今泉今右衛門作 花模様花瓶

港区港南で今泉今右衛門作 花模様花瓶をお買取りしました。

今泉今右衛門は、鍋島焼のうち色鍋島の名窯です。
鍋島焼は江戸時代の前期に大名家の肥前鍋島家が藩窯で作らせた磁器。透明感のある磁器の肌と精巧華麗な絵付けが特徴で、江戸時代には献上用や大名家どうしの贈答用としてもちいられました。
基本は藍色の呉須で下絵を描きますが、色鍋島の場合は、本焼きしたあとに赤・黄・緑の三色で上絵をつけていきます。

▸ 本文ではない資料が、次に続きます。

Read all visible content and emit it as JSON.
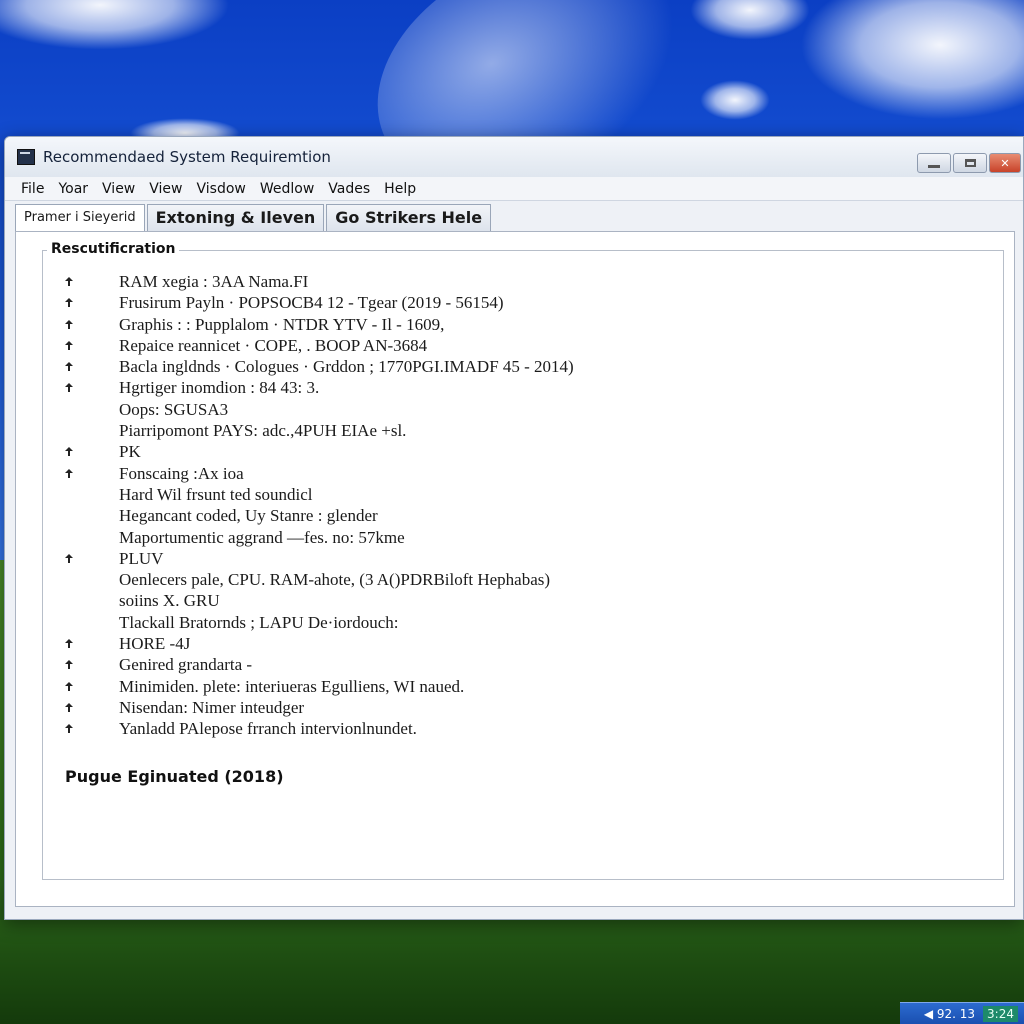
{
  "window": {
    "title": "Recommendaed System Requiremtion",
    "controls": {
      "minimize": "minimize",
      "maximize": "maximize",
      "close": "✕"
    }
  },
  "menu": [
    "File",
    "Yoar",
    "View",
    "View",
    "Visdow",
    "Wedlow",
    "Vades",
    "Help"
  ],
  "tabs": [
    "Pramer i Sieyerid",
    "Extoning & Ileven",
    "Go Strikers Hele"
  ],
  "group": {
    "title": "Rescutificration",
    "items": [
      {
        "bullet": true,
        "text": "RAM xegia : 3AA Nama.FI"
      },
      {
        "bullet": true,
        "text": "Frusirum Payln · POPSOCB4 12 - Tgear (2019 - 56154)"
      },
      {
        "bullet": true,
        "text": "Graphis : : Pupplalom · NTDR YTV - Il - 1609,"
      },
      {
        "bullet": true,
        "text": "Repaice reannicet · COPE, . BOOP AN-3684"
      },
      {
        "bullet": true,
        "text": "Bacla ingldnds · Cologues · Grddon ; 1770PGI.IMADF 45 - 2014)"
      },
      {
        "bullet": true,
        "text": "Hgrtiger inomdion : 84 43: 3."
      },
      {
        "bullet": false,
        "text": "Oops: SGUSA3"
      },
      {
        "bullet": false,
        "text": "Piarripomont PAYS: adc.,4PUH EIAe +sl."
      },
      {
        "bullet": true,
        "text": "PK"
      },
      {
        "bullet": true,
        "text": "Fonscaing :Ax ioa"
      },
      {
        "bullet": false,
        "text": "Hard Wil frsunt ted soundicl"
      },
      {
        "bullet": false,
        "text": "Hegancant coded, Uy Stanre : glender"
      },
      {
        "bullet": false,
        "text": "Maportumentic aggrand —fes. no: 57kme"
      },
      {
        "bullet": true,
        "text": "PLUV"
      },
      {
        "bullet": false,
        "text": "Oenlecers pale, CPU. RAM-ahote, (3 A()PDRBiloft Hephabas)"
      },
      {
        "bullet": false,
        "text": "soiins X. GRU"
      },
      {
        "bullet": false,
        "text": "Tlackall Bratornds ; LAPU De·iordouch:"
      },
      {
        "bullet": true,
        "text": "HORE -4J"
      },
      {
        "bullet": true,
        "text": "Genired grandarta -"
      },
      {
        "bullet": true,
        "text": "Minimiden. plete: interiueras Egulliens, WI naued."
      },
      {
        "bullet": true,
        "text": "Nisendan: Nimer inteudger"
      },
      {
        "bullet": true,
        "text": "Yanladd PAlepose frranch intervionlnundet."
      }
    ],
    "footer": "Pugue Eginuated (2018)"
  },
  "tray": {
    "icons": "◀ 92. 13",
    "clock": "3:24"
  },
  "colors": {
    "sky": "#1f5fe0",
    "grass": "#1f4f12",
    "window_bg": "#eef1f6",
    "close_button": "#c8432a"
  }
}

今泉今右衛門は、色鍋島の伝統と品格を受け継ぐ家です。卓越した技術で国の重要無形文化財保持団体の認定を受け、とくに赤絵の技術については家伝来の秘法が代々に伝えられており、現在は14代目が伝統を守っています。
ただ伝統を守るだけではなくつねに新しい技術や視点を導入し、色鍋島の革新性を支えている窯でもあります。

今回のお品物は、今右衛門作の花模様花瓶です。鍋島焼の特徴である、真っ白でつやのある磁器が美しい。白地に赤でくっきりとした花弁を描き出し、ブルーとグリーンをたくみに使った枝葉が、より深みと鮮やかさを演出しています。さらにシャープなフォルムが、より上絵を引き立てます。
ただ美しいというだけでなく、色の使い方を熟知した名人の手になる花模様花瓶。手元に置いて、いつくしみたくなる逸品です。